Urban living calls for a rather special and quire sophisticated type of skill, a whole family of skills which Sennett listed under the rubric of 'civility', that is the activity which protects people from each other and yet allows them to enjoy each other's company. (Bauman 2000, p. 95).

However, he continues, our modern cities are filled with places that are public but not civil. These public yet uncivil places are places where strangers meet, but in which this meeting is actually unwanted, awkward or at least strange. He divides these kind of places into four categories:

1. The inhospitable public place

These places are public yet emphatically not civil. They are looked at, not looked in. They seem to have neither windows nor entry doors. These are buildings that turn their back on the place, empty, monotonous. People cross the space and disappear. Think about pompous office buildings.

The inhospitible place

2. The non-interacting public space

These places serve consumers to share consumption without any actual social interaction. Sharing physical space with others adds importance to the action. But interaction between people would add nothing to their pleasure. Think about concert halls, the gym or shopping malls.

The non-interactive place

3. The no-where public space

Places that discourage the thought of settling in. Temporary residents are likely to vary, but that is irrelevant for the duration of their stay: they follow the same patterns of behavior. Clues are legible to all, devoid of symbolic expression of identity. THings like train stations, airports or motel rooms come to mind.

The no-where place

4. The empty public space

These empty spaces are empty of meaning. They are non-colonised, no designer or manager wants to earmark them for colonisation. They don't exist in the mind. Places like fly-over states, slums or cheap suburbs fit this bill.

The empty public space

A sense of time

If you think carefully, all of these four non-spaces have a specific kind of time-perception. You tend to vacate the inhospitible as quickly as possible, while you know exactly how long your training at the gym will take. You need to be at the airport on time, while you don't know about the time perception of the suburbs you never visit.

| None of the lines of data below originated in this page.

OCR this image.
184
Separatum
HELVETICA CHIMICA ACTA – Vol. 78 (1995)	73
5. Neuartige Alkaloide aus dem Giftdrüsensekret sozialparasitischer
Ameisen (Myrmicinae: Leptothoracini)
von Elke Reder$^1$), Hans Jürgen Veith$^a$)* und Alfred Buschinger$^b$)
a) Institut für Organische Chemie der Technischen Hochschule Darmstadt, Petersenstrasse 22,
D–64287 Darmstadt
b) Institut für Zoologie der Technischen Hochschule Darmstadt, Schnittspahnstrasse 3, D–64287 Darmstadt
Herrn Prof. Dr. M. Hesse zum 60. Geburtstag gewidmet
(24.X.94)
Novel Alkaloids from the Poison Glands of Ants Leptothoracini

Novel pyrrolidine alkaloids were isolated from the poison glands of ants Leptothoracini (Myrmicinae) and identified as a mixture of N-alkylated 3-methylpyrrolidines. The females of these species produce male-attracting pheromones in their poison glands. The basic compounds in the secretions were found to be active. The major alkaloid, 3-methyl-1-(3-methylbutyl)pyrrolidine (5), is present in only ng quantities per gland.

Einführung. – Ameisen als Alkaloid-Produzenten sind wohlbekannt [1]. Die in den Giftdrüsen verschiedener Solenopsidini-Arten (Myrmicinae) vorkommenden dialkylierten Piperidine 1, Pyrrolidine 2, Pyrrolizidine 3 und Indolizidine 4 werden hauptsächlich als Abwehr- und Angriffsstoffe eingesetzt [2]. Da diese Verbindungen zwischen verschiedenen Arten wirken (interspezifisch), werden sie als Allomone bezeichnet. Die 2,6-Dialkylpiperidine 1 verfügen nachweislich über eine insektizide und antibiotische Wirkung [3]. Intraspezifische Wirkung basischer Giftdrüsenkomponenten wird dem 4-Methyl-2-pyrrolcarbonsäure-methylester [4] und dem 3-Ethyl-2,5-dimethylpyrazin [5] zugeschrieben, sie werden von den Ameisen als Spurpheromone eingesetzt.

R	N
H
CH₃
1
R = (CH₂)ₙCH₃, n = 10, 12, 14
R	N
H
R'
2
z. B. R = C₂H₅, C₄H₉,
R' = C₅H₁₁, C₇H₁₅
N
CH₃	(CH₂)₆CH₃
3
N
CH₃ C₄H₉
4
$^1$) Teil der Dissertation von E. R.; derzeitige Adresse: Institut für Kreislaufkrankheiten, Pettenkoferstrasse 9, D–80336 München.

All this results in the following nice summary:

name example time sense
The inhospitible office buildings vacate quickly
The non-interactive the gym fixed duration
The no-where airport be on time
The empty the suburb no time

Assignment

In this assignment, you are asked to use your specific skill (design, painting, sculpture, music, dancing, ...) to change a specific and concrete non-place into a civil (inviting, meaningful) public space. So you need to come up with a specific concrete non-place, make clear what kind of non-place this is and why, and create a work that will change this particular place into a civil space.

You don't actually need to show the installation (or perform the performance) at the non-space itself; you can do that within the confines of our classroom. However it should be something that we can watch and observe and be brought in such a manner that we can understand how and why this work will change the non-space into a real space.